На солнце Драйера, таким образом, обнаруживаются тёмные пятна Лужина. И оба они отбрасывают тень на своего автора. Драйер, на десять лет старше своего автора, отбрасывает тень на это десятилетие – в будущее, Лужин, его ровесник, тридцати лет, – в прошлое, в детство.

О детстве Драйера мы ничего не знаем (кроме того, что его отец был скромным портным, мечтавшим о путешествиях), но, будучи молодым и бедным, Драйер, благодаря чутью и таланту, умудрился быстро разбогатеть на фоне инфляции. Женившись на бесприданнице, принеся ей богатство и статус, он странным образом перед ней пасует, не решаясь сделать то, для чего он созрел и что обещает ему поиск подлинного призвания. «Тайная застенчивость», которую Драйер «превосходно знает», опасение «что-то вконец разрушить» с Мартой, малодушие, «пустяковость», своего рода эскапизм, бегство от действительности – такими видит Набоков дефекты «пожилого» (примерно сорокалетнего) Драйера, не позволяющие ему полностью воплотить данный ему от природы творческий дар.

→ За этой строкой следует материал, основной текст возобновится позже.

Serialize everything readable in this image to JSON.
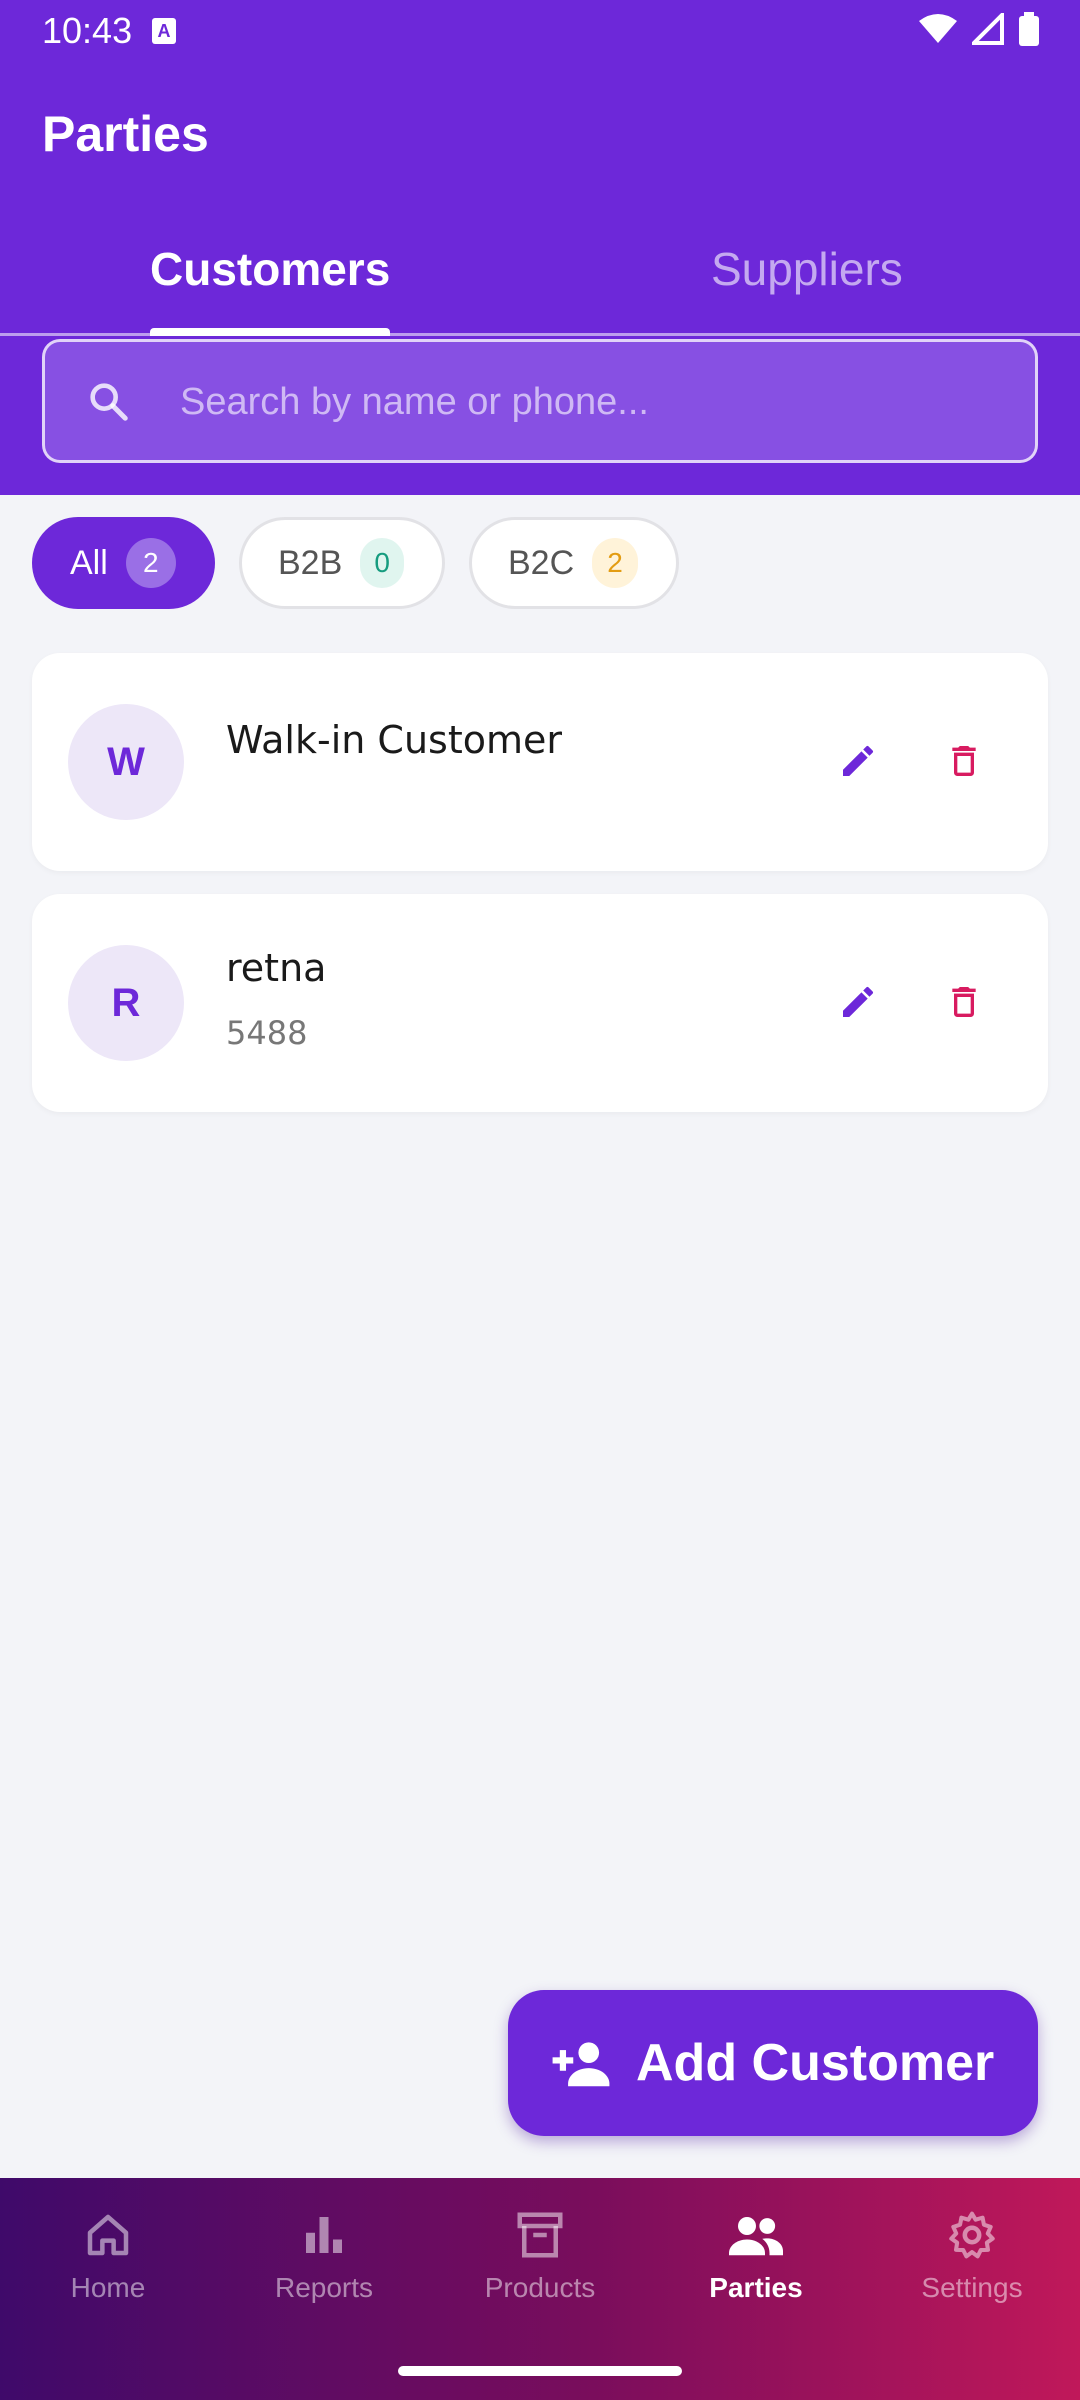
{
  "status_bar": {
    "time": "10:43",
    "indicator": "A"
  },
  "header": {
    "title": "Parties"
  },
  "tabs": [
    {
      "label": "Customers",
      "active": true
    },
    {
      "label": "Suppliers",
      "active": false
    }
  ],
  "search": {
    "placeholder": "Search by name or phone..."
  },
  "filters": [
    {
      "label": "All",
      "count": "2"
    },
    {
      "label": "B2B",
      "count": "0"
    },
    {
      "label": "B2C",
      "count": "2"
    }
  ],
  "customers": [
    {
      "initial": "W",
      "name": "Walk-in Customer",
      "phone": ""
    },
    {
      "initial": "R",
      "name": "retna",
      "phone": "5488"
    }
  ],
  "fab": {
    "label": "Add Customer",
    "icon": "person-add-icon"
  },
  "bottom_nav": [
    {
      "label": "Home",
      "icon": "home-icon"
    },
    {
      "label": "Reports",
      "icon": "bar-chart-icon"
    },
    {
      "label": "Products",
      "icon": "archive-box-icon"
    },
    {
      "label": "Parties",
      "icon": "people-icon",
      "active": true
    },
    {
      "label": "Settings",
      "icon": "gear-icon"
    }
  ],
  "colors": {
    "primary": "#6d28d9",
    "delete": "#d81b60",
    "background": "#f3f4f8"
  }
}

Перспектива, которую для себя Набоков не хотел бы и от которой он себя как бы предостерегал.

Если Драйер – своего рода автопародия, предполагающая, для полной творческой самореализации героя необходимость преодоления им некоторых, присущих ему недостатков (в финале – с явными намёками автора на оптимистические перспективы этого процесса), то Лужин – фигура трагическая, и к нему писатель Сирин относится совершенно иначе. Достаточно сказать, что в переводе на французский этот роман назван автором «Путь сумасшедшего». Саморефлексия Набокова предоставила в распоряжение Лужина многие пережитые трудности его собственного детства: сверхчувствительные реакции на воспитателей и учителей дома и в школе, склонность к побегам, ежегодная травма переезда из идиллической жизни в имении в шумный и суетный город, сосредоточенность на одиночных занятиях, ярко выраженный индивидуализм и отвращение ко всякой «артельности», безошибочное чутьё на самомалейшую фальшь и пошлость, навязчивые идеи, страхи и ночные кошмары.

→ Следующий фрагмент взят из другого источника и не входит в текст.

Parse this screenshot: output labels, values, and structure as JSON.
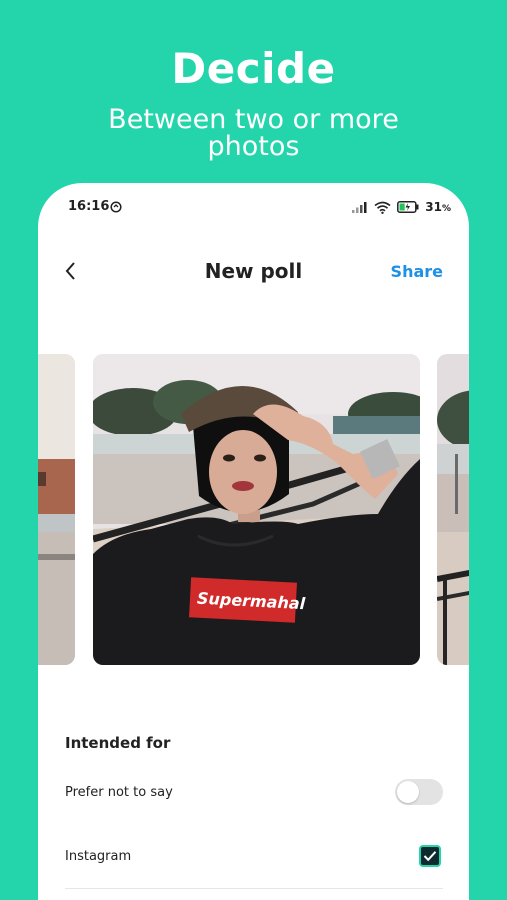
{
  "promo": {
    "title": "Decide",
    "subtitle_line1": "Between two or more",
    "subtitle_line2": "photos"
  },
  "status_bar": {
    "time": "16:16",
    "battery": "31",
    "battery_unit": "%"
  },
  "nav": {
    "title": "New poll",
    "share_label": "Share"
  },
  "carousel": {
    "center_logo_text": "Supermahal"
  },
  "intended_for": {
    "title": "Intended for",
    "options": [
      {
        "label": "Prefer not to say",
        "control": "toggle",
        "enabled": false
      },
      {
        "label": "Instagram",
        "control": "checkbox",
        "checked": true
      }
    ]
  },
  "colors": {
    "background": "#24d4aa",
    "accent": "#1e90e6",
    "checkbox_fill": "#0d2a2e"
  }
}
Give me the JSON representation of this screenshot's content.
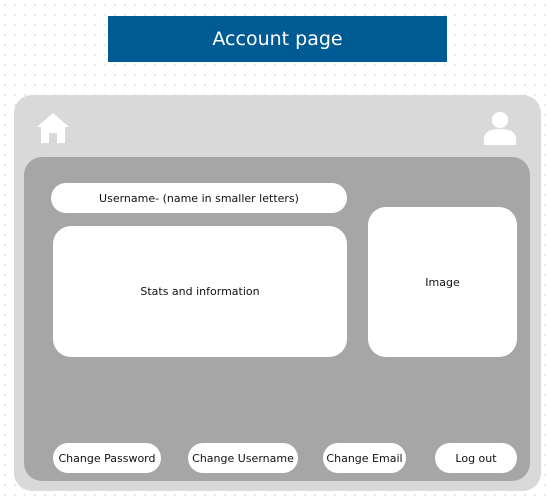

«Воображение, – отмечает Бойд, – не способно плодоносить в вакууме: он [Набоков] отлично знал, как извлекать экстраполяции из своей собственной личности».5601 Бойд имеет ввиду, что, наделяя этими экстраполяциями «столь странные характеры» своих героев, он, тем самым, благодаря «освобождающей силе сознания», от них дистанцировался, и «сам оставался абсолютно нормальным» человеком».5612

Но не только экстраполяции и механизм творческого переосмысления своих врождённых личностных качеств помогли Набокову, при его невероятном воображении и пограничной с аутизмом чувствительностью, стать и остаться «нормальным» человеком. В «Лужине», в описании прискорбной пары родителей героя, губительной для его таланта и его здоровья, и даже – самой его жизни, подспудно, подразумеваемо содержится (отметим ещё раз) бесконечная благодарность автора своим родителям, так любившим и так понимавшим его. «Я был трудный, своенравный ребёнок» – за этим «политкорректным» определением стоит «попустительский» подвиг всегдашней родительской поддержки, оставившей по себе память о «счастливейшем» детстве и предоставившей полный простор развитию природного дара.

Двух героев, Драйера и Лужина, Набоков не только наградил своими качествами, не только описал эти качества в присущей ему, изощрённой художественной форме, – он их тщательно, как бабочек под микроскопом, изучил и расставил по своим местам. Если даже для деликатного, тактичного, точечного (но исключительно впечатляющего) описания двухдневной болезни Марты Набоков счёл необходимым визит к врачу-специалисту, то каких поисков, времени и труда стоило ему составить столь полную, подробную картину проявлений синдрома саванта, который он не называет, но описывает в развитии, во всех нюансах и на протяжении всего романа. «Лужин», – это история болезни, безукоризненно изложенная даже с точки зрения сегодняшнего дня, а ведь роман сочинялся без малого столетие назад. Сколько на исследовательские цели ушло сил – осталось известно одному автору, но, видимо, была в этом необходимость.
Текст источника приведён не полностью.